Using the A-V map5 and ICA9 single-vessel time courses were extracted only from veins exhibiting a strong slow fluctuation. After normalizing the data, the signals have been bandpass filtered in either 0.01-0.05 Hz (rat) or 0.01-0.1 Hz (human) frequency ranges to extract the slowly changing feature.
ESN, an artificial neural network belonging to the class of reservoir computing methods, has been used to encode the slow oscillations using supervised learning (Fig 1A).
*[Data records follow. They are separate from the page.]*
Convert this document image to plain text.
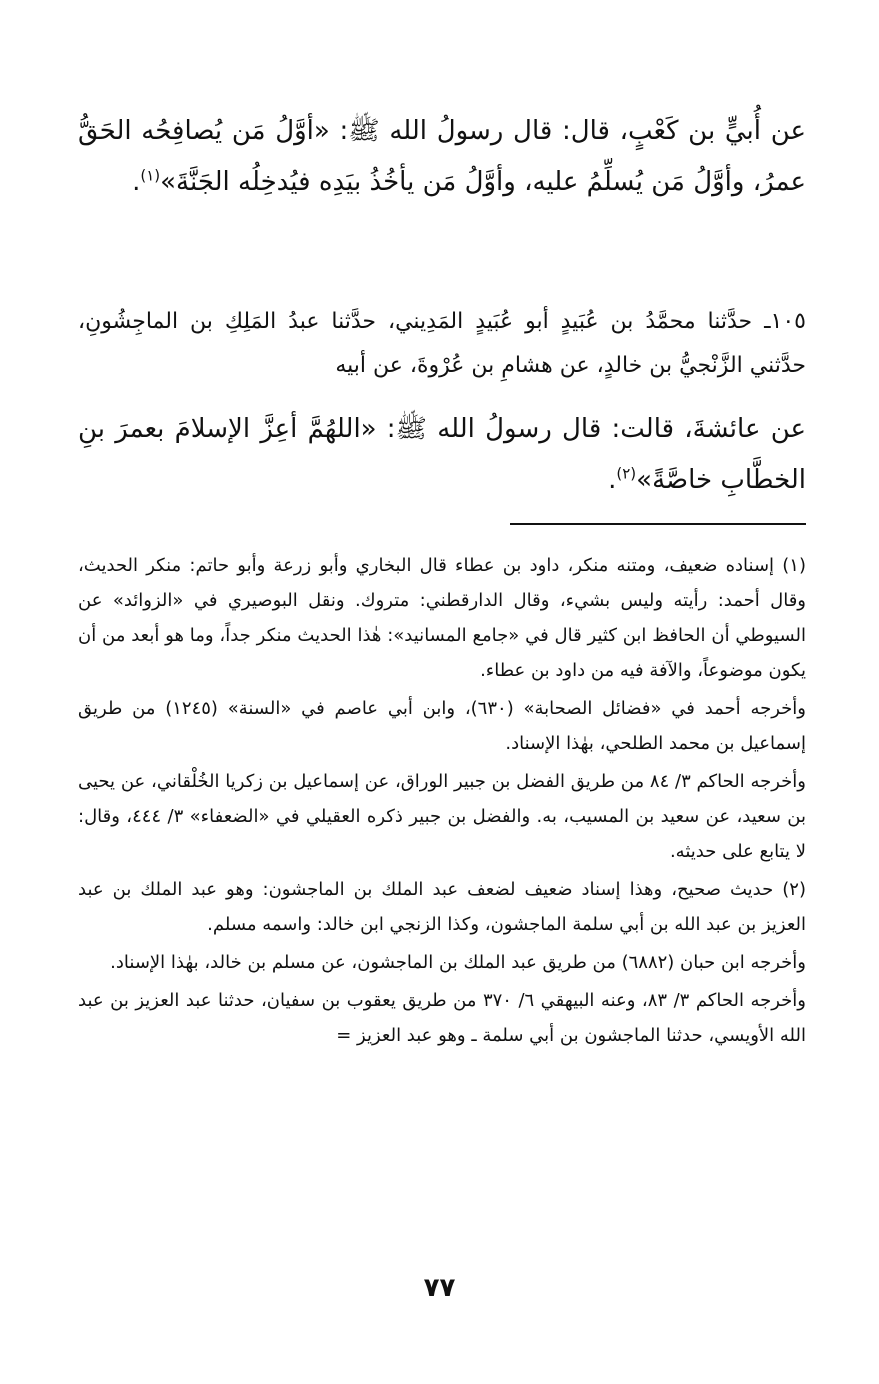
عن أُبيٍّ بن كَعْبٍ، قال: قال رسولُ الله ﷺ: «أوَّلُ مَن يُصافِحُه الحَقُّ عمرُ، وأوَّلُ مَن يُسلِّمُ عليه، وأوَّلُ مَن يأخُذُ بيَدِه فيُدخِلُه الجَنَّةَ»$^{(١)}$.

١٠٥ـ حدَّثنا محمَّدُ بن عُبَيدٍ أبو عُبَيدٍ المَدِيني، حدَّثنا عبدُ المَلِكِ بن الماجِشُونِ، حدَّثني الزَّنْجيُّ بن خالدٍ، عن هشامِ بن عُرْوةَ، عن أبيه

عن عائشةَ، قالت: قال رسولُ الله ﷺ: «اللهُمَّ أعِزَّ الإسلامَ بعمرَ بنِ الخطَّابِ خاصَّةً»$^{(٢)}$.

(١) إسناده ضعيف، ومتنه منكر، داود بن عطاء قال البخاري وأبو زرعة وأبو حاتم: منكر الحديث، وقال أحمد: رأيته وليس بشيء، وقال الدارقطني: متروك. ونقل البوصيري في «الزوائد» عن السيوطي أن الحافظ ابن كثير قال في «جامع المسانيد»: هٰذا الحديث منكر جداً، وما هو أبعد من أن يكون موضوعاً، والآفة فيه من داود بن عطاء.

وأخرجه أحمد في «فضائل الصحابة» (٦٣٠)، وابن أبي عاصم في «السنة» (١٢٤٥) من طريق إسماعيل بن محمد الطلحي، بهٰذا الإسناد.

وأخرجه الحاكم ٣/ ٨٤ من طريق الفضل بن جبير الوراق، عن إسماعيل بن زكريا الخُلْقاني، عن يحيى بن سعيد، عن سعيد بن المسيب، به. والفضل بن جبير ذكره العقيلي في «الضعفاء» ٣/ ٤٤٤، وقال: لا يتابع على حديثه.

(٢) حديث صحيح، وهذا إسناد ضعيف لضعف عبد الملك بن الماجشون: وهو عبد الملك بن عبد العزيز بن عبد الله بن أبي سلمة الماجشون، وكذا الزنجي ابن خالد: واسمه مسلم.

وأخرجه ابن حبان (٦٨٨٢) من طريق عبد الملك بن الماجشون، عن مسلم بن خالد، بهٰذا الإسناد.

وأخرجه الحاكم ٣/ ٨٣، وعنه البيهقي ٦/ ٣٧٠ من طريق يعقوب بن سفيان، حدثنا عبد العزيز بن عبد الله الأويسي، حدثنا الماجشون بن أبي سلمة ـ وهو عبد العزيز =

٧٧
Surrogate data10 served as controls verifying the degree of encoding performed by the chosen ESNs.
Results/Discussion
To encode the slow spontaneous dynamics, ESNs have been trained to predict the extracted features shifted by 10 seconds with regard to the normalized raw data. The networks were trained separately for human and rat data. ESN's hyperparameters have been optimized using random search11 and their performances have been evaluated by computing Pearson correlation coefficients between network-predictive outputs and input fresh data (Fig.1A,2B). In both human and rat cases the predictions of real data obtained significantly higher scores than those of controls (Fig.1CG,2B). The optimized ESN reservoir trained on 4 trials of one rat was used to predict slow fMRI signal fluctuations of other rats (Fig.1FH). Also, an ESN trained on human vessels has been employed to forecast time courses extracted from V1 ROIs of 250 subjects obtained from the Human Connectome Project12 data. The results demonstrate that it is possible to distinguish brain states based on the obtained prediction scores (Fig.2FG)
Conclusions
Using high-resolution imaging methods allowed us to extract data from individual venules and target a specific biological mechanism. We have shown that the vascular spontaneous slow oscillations are in many cases predictable and that vessels across subjects or specimen share common oscillatory features. By predicting V1 fluctuations of HCP subjects we demonstrated the connection between vascular and whole-brain dynamics. This paves the way for encoding intrinsic activity of the entire brain.
The low computational demands of the method make it a good fit for real-time neurofeedback applications.